Che questo Governo abbia una certa ostilità nei confronti di tutto quello che si muove nella società generando dissenso è noto. Cos’è il ddl Sicurezza se non un gigantesco attacco frontale al conflitto sociale e alle forme attraverso cui classicamente si esprime? Ma definire “tossica” la visione di chi non ritiene pacificata o consociabile la relazione tra le imprese e il lavoro è un passo in più, questo sì un passo oltre. Meloni ha preso dal linguaggio comune una parola che è diventata di uso corrente per definire una relazione che si ammala, in cui una sostanza produce qualcosa di ingovernabile che porta alla ripetizione senza senso di una dinamica di potere e di sofferenza. Tossica: una parola che dal mondo degli stupefacenti è transitata dal linguaggio della psicopatologia quello del quotidiano, esaurendo efficacemente ed esaustivamente tutto l’arco delle complicazioni che possono sorgere in un legame d’amore. Meloni se ne appropria e con un’immagine accosta il conflitto a una dinamica che intrappola le parti immobilizzandole in azioni perverse. Basta andare sul web per trovare migliaia di coach e psicologi e psicologhe che insegnano a riconoscere una relazione tossica dai suoi sintomi, e una persona tossica dalla capacità che ha di rovinare la vita di chi gli sta intorno. Dicono anche come guarire da tutto ciò, chiudendo ogni contatto e andando oltre. La Presidente è riuscita ad accartocciare in una parola associata a un dolore personale impossibile da elaborare, la dinamica sociale portata avanti dall’intera storia dei movimenti. Non è un caso che elogiando il segretario uscente, Luigi Sbarra, Meloni abbia scelto di citare un passaggio in cui “Gigi” liquida il Novecento, un secolo caratterizzato da “pregiudizi, antagonismo e furore ideologico”, anticaglie che non servono a chi sa fare il sindacato del futuro, praticando l’accezione più nobile del termine “confronto”, dimostrando “buon senso”, e sapendosi guadagnarsi “il rispetto degli interlocutori”.

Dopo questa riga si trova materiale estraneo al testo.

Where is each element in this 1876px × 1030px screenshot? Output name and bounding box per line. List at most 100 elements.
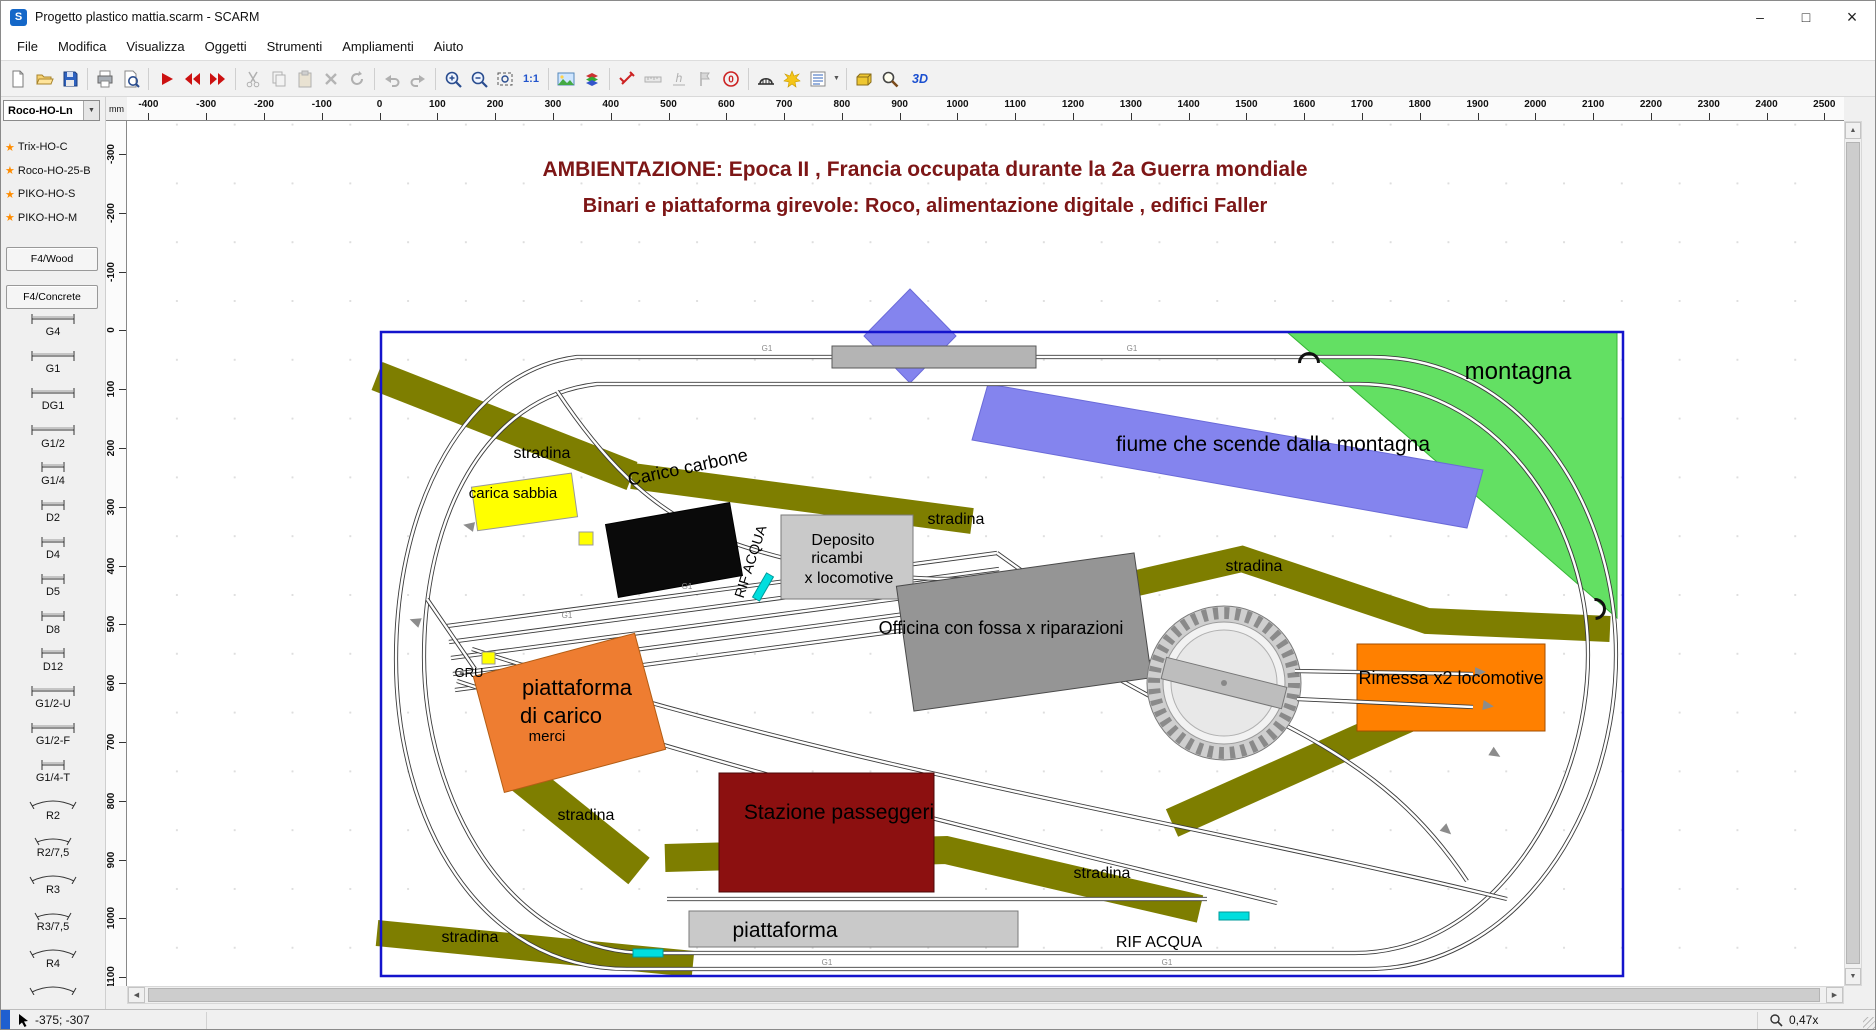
print-preview-button[interactable]	[118, 66, 144, 92]
library-item-trix-ho-c[interactable]: ★Trix-HO-C	[5, 137, 68, 157]
highlight-button[interactable]	[779, 66, 805, 92]
piattaforma-label[interactable]: piattaforma	[732, 919, 837, 942]
deposito-label-2[interactable]: ricambi	[811, 550, 863, 567]
piece-item-g4[interactable]: G4	[1, 311, 105, 348]
parts-list-caret[interactable]: ▼	[831, 66, 842, 92]
rif-acqua-label-2[interactable]: RIF ACQUA	[1116, 934, 1203, 951]
menu-item-ampliamenti[interactable]: Ampliamenti	[332, 35, 424, 58]
piece-item-d12[interactable]: D12	[1, 646, 105, 683]
rimessa-label[interactable]: Rimessa x2 locomotive	[1358, 668, 1543, 688]
wagon-button[interactable]	[851, 66, 877, 92]
zoom-in-button[interactable]	[440, 66, 466, 92]
bridge[interactable]	[832, 346, 1036, 368]
rotate-button[interactable]	[344, 66, 370, 92]
fiume-label[interactable]: fiume che scende dalla montagna	[1116, 433, 1430, 456]
piece-item-d8[interactable]: D8	[1, 609, 105, 646]
piece-item-g1-2-u[interactable]: G1/2-U	[1, 683, 105, 720]
water-refill-3[interactable]	[633, 949, 663, 957]
menu-item-aiuto[interactable]: Aiuto	[424, 35, 474, 58]
resize-grip[interactable]	[1863, 1017, 1876, 1030]
piattaforma-carico-label-1[interactable]: piattaforma	[522, 675, 633, 700]
cut-button[interactable]	[240, 66, 266, 92]
stradina-label-2[interactable]: stradina	[928, 511, 985, 528]
stradina-label-3[interactable]: stradina	[1226, 558, 1283, 575]
piece-item-r4[interactable]: R4	[1, 943, 105, 980]
print-button[interactable]	[92, 66, 118, 92]
piece-item-d5[interactable]: D5	[1, 571, 105, 608]
piece-item-g1-4[interactable]: G1/4	[1, 460, 105, 497]
library-item-roco-ho-25-b[interactable]: ★Roco-HO-25-B	[5, 161, 91, 181]
heights-button[interactable]: h	[666, 66, 692, 92]
stradina-label-6[interactable]: stradina	[442, 929, 499, 946]
piattaforma-carico-label-2[interactable]: di carico	[520, 703, 602, 728]
gru-box[interactable]	[482, 652, 495, 664]
water-refill-2[interactable]	[1219, 912, 1249, 920]
ambientazione-line1[interactable]: AMBIENTAZIONE: Epoca II , Francia occupa…	[542, 158, 1307, 181]
horizontal-scrollbar[interactable]: ◀ ▶	[127, 986, 1844, 1004]
step-back-button[interactable]	[179, 66, 205, 92]
open-file-button[interactable]	[31, 66, 57, 92]
montagna-label[interactable]: montagna	[1465, 358, 1572, 385]
zoom-extents-button[interactable]	[492, 66, 518, 92]
ambientazione-line2[interactable]: Binari e piattaforma girevole: Roco, ali…	[583, 195, 1268, 217]
snapshot-button[interactable]	[553, 66, 579, 92]
flag-button[interactable]	[692, 66, 718, 92]
redo-button[interactable]	[405, 66, 431, 92]
carica-sabbia-label[interactable]: carica sabbia	[469, 485, 558, 502]
delete-button[interactable]	[318, 66, 344, 92]
piece-item-next[interactable]	[1, 981, 105, 1009]
scroll-right-button[interactable]: ▶	[1826, 987, 1843, 1003]
undo-button[interactable]	[379, 66, 405, 92]
road-3[interactable]	[1102, 559, 1610, 629]
close-button[interactable]: ×	[1829, 1, 1875, 33]
piattaforma-carico-label-3[interactable]: merci	[529, 728, 566, 745]
copy-button[interactable]	[266, 66, 292, 92]
stazione-label[interactable]: Stazione passeggeri	[744, 801, 934, 824]
piece-item-r3-7-5[interactable]: R3/7,5	[1, 906, 105, 943]
menu-item-modifica[interactable]: Modifica	[48, 35, 116, 58]
piece-item-dg1[interactable]: DG1	[1, 385, 105, 422]
parts-list-button[interactable]	[805, 66, 831, 92]
coal-loading-building[interactable]	[606, 503, 743, 598]
layers-button[interactable]	[579, 66, 605, 92]
stazione-building[interactable]	[719, 773, 934, 892]
stradina-label-1[interactable]: stradina	[514, 445, 571, 462]
bridge-button[interactable]	[753, 66, 779, 92]
deposito-label-3[interactable]: x locomotive	[805, 570, 894, 587]
drawing-canvas[interactable]: G1G1G1G1G1G1 AMBIENTAZIONE: Epoca II , F…	[127, 121, 1844, 986]
deposito-label-1[interactable]: Deposito	[811, 532, 874, 549]
piece-item-d2[interactable]: D2	[1, 497, 105, 534]
maximize-button[interactable]: □	[1783, 1, 1829, 33]
turntable[interactable]	[1147, 606, 1301, 760]
piece-item-g1-2[interactable]: G1/2	[1, 423, 105, 460]
magnify-tool-button[interactable]	[877, 66, 903, 92]
chevron-down-icon[interactable]: ▼	[83, 101, 99, 120]
piece-item-r2-7-5[interactable]: R2/7,5	[1, 832, 105, 869]
track-end-button[interactable]	[614, 66, 640, 92]
piece-item-d4[interactable]: D4	[1, 534, 105, 571]
piece-item-r3[interactable]: R3	[1, 869, 105, 906]
piece-item-g1[interactable]: G1	[1, 348, 105, 385]
view-3d-button[interactable]: 3D	[903, 66, 937, 92]
horizontal-scrollbar-thumb[interactable]	[148, 988, 1820, 1002]
vertical-scrollbar[interactable]: ▲ ▼	[1844, 121, 1862, 986]
menu-item-oggetti[interactable]: Oggetti	[195, 35, 257, 58]
officina-label[interactable]: Officina con fossa x riparazioni	[879, 618, 1124, 638]
menu-item-visualizza[interactable]: Visualizza	[116, 35, 194, 58]
sand-small-box[interactable]	[579, 532, 593, 545]
scroll-up-button[interactable]: ▲	[1845, 122, 1861, 139]
scroll-left-button[interactable]: ◀	[128, 987, 145, 1003]
gru-label[interactable]: GRU	[455, 665, 484, 680]
minimize-button[interactable]: –	[1737, 1, 1783, 33]
paste-button[interactable]	[292, 66, 318, 92]
vertical-scrollbar-thumb[interactable]	[1846, 142, 1860, 964]
save-file-button[interactable]	[57, 66, 83, 92]
zoom-actual-button[interactable]: 1:1	[518, 66, 544, 92]
library-selector[interactable]: Roco-HO-Ln ▼	[3, 100, 100, 121]
new-file-button[interactable]	[5, 66, 31, 92]
zero-point-button[interactable]: 0	[718, 66, 744, 92]
piece-item-r2[interactable]: R2	[1, 795, 105, 832]
piece-item-g1-4-t[interactable]: G1/4-T	[1, 757, 105, 794]
zoom-out-button[interactable]	[466, 66, 492, 92]
river-source[interactable]	[864, 289, 956, 383]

Visione tossica, furore, il conflitto sociale è ripetutamente ridotto all’eccesso e a uno stato di alterazione del senso di realtà e del limite. Quel “qualcuno” che se ne fa ancora interprete, anche nel sindacato è tutt’altro che un soggetto vago. Il riferimento è diretto è al segretario della CGIL, evocato tra le righe anche nel passaggio sulla “rivolta sociale”. E infatti Landini, chiamato in causa, le ha risposto via stampa sminuendo l’aggettivo e provando a condividerlo con “tutti i lavoratori tossici”. Ironico, ma Meloni fa sul serio e quando sceglie di duellare a distanza con il capo della CGIL evoca il fantasma di un’aggressività senza ragioni, la stessa che in molti casi si rivela distruttiva proprio nella dinamica tra i generi. Nell’intervento di Meloni non c’è nessuna attenziona al linguaggio inclusivo e, naturalmente, tutti i soggetti, compreso lei stessa, sono al maschile: lavoratori, operai, tecnici, professionisti, sindacalisti. Unica eccezione le “mamme lavoratrici”. Anche tutto il corredo valoriale non ha incrinature: coraggio, rispetto, onore, tutta roba da galantuomini, ma quando plana sul linguaggio pop le cose cambiano e mira bene il bersaglio.
Sui giornali in questi giorni sono in molti ad affannarsi a rimettere in fila lotte e democrazia, conflitti sociali e diritti, ma servirà del lavoro per raffreddare il pathos con cui Meloni – da Presidente del Consiglio e non da pasionaria di un partito di destra – è riuscita a rappresentare la dialettica tra le parti sociali come nociva al “bene dei lavoratori” e della Nazione.
Nel frattempo, ha fatto capire bene cosa intende lei per sindacato.